We've now got to the middle of May - a time when historically the spring wader passage is winding down and this year is no exception.  Indeed the floods are basically virtually empty despite looking great thanks to all the rain we've been having. Still, since my last post we have managed one more decent wader in the form of a Grey Plover, found last Sunday morning by Thomas Miller. This is the second of the scarcer waders (along with Wood Sandpiper) that was on the wish list that we've now ticked off with only Sanderling eluding us so far.

Grey Plover courtesy of Thomas Miller

In the poor weather last weekend we also had a good surge of Dunlin and Ringed Plover going through with a mixed flock of a couple of dozen on the floods. Sadly since then it's been much more modest numbers before fizzling out to nothing by this weekend though we did have a sighting of a Common Sandpiper along the river courtesy of Manoj Nair.

Apart from waders there have been some interesting things to report. Firstly Manoj Nair had a cracking male Whinchat briefly at the southern end of the floods last weekend though sadly it moved through quickly. Also we had a record (with recording) of a Nightingale singing in the scrub near the boat moorings by St Edwards playing fields on a couple of evening this week. Sadly by mid week there was no further sound of it despite several of the Patch birders going to listen for it. This is only the second record on the Patch area since 2008 when I first started birding the area so is one of the rarest birds of the year so far.

Apart from that we have a record of a Greenland Wheatear passing through courtesy of Matthew Lloyd and a Sedge Warbler singing in bushes along the river near the sailing club as well as another Cuckoo record. The Swifts are now back in the area and can be heard screaming overhead. House Martins are now gather mud from the river bank for their nests. 

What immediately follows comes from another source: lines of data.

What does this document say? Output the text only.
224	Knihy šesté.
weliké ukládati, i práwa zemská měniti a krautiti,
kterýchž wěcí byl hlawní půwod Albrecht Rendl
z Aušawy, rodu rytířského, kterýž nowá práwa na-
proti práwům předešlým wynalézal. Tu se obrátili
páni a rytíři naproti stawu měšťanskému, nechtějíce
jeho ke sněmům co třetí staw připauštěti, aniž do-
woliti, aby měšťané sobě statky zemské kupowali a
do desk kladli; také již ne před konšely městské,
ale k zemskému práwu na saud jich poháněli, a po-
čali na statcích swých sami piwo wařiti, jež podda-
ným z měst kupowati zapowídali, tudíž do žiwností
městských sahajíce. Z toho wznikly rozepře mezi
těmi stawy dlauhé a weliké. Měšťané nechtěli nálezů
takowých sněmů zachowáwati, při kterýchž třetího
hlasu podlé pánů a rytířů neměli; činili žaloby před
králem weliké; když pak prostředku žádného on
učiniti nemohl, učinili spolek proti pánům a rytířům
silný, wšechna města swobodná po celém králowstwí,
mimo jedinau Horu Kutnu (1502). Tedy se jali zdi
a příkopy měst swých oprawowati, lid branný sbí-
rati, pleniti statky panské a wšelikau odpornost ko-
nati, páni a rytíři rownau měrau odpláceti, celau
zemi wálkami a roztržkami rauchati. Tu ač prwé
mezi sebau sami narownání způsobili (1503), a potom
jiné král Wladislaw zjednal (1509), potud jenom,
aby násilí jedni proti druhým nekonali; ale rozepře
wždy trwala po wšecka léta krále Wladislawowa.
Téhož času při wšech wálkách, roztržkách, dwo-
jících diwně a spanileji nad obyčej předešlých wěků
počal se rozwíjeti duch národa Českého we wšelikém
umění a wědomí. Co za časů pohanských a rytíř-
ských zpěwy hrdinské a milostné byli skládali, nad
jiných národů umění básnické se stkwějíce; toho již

House Martins collecting mud courtesy of Andrew Siantonas

Whilst things seem completely dead on the floods at present, looking back to past years interesting bird have still been seen in the second half of the month. Indeed in 2018 we had a Red-necked Phalarope on the 30th of the month and in past years we have had Spoonbill on the floods at this time of year though they seem to have become rarer again in the county over the last few years. There is still that Sanderling to get on the list as well!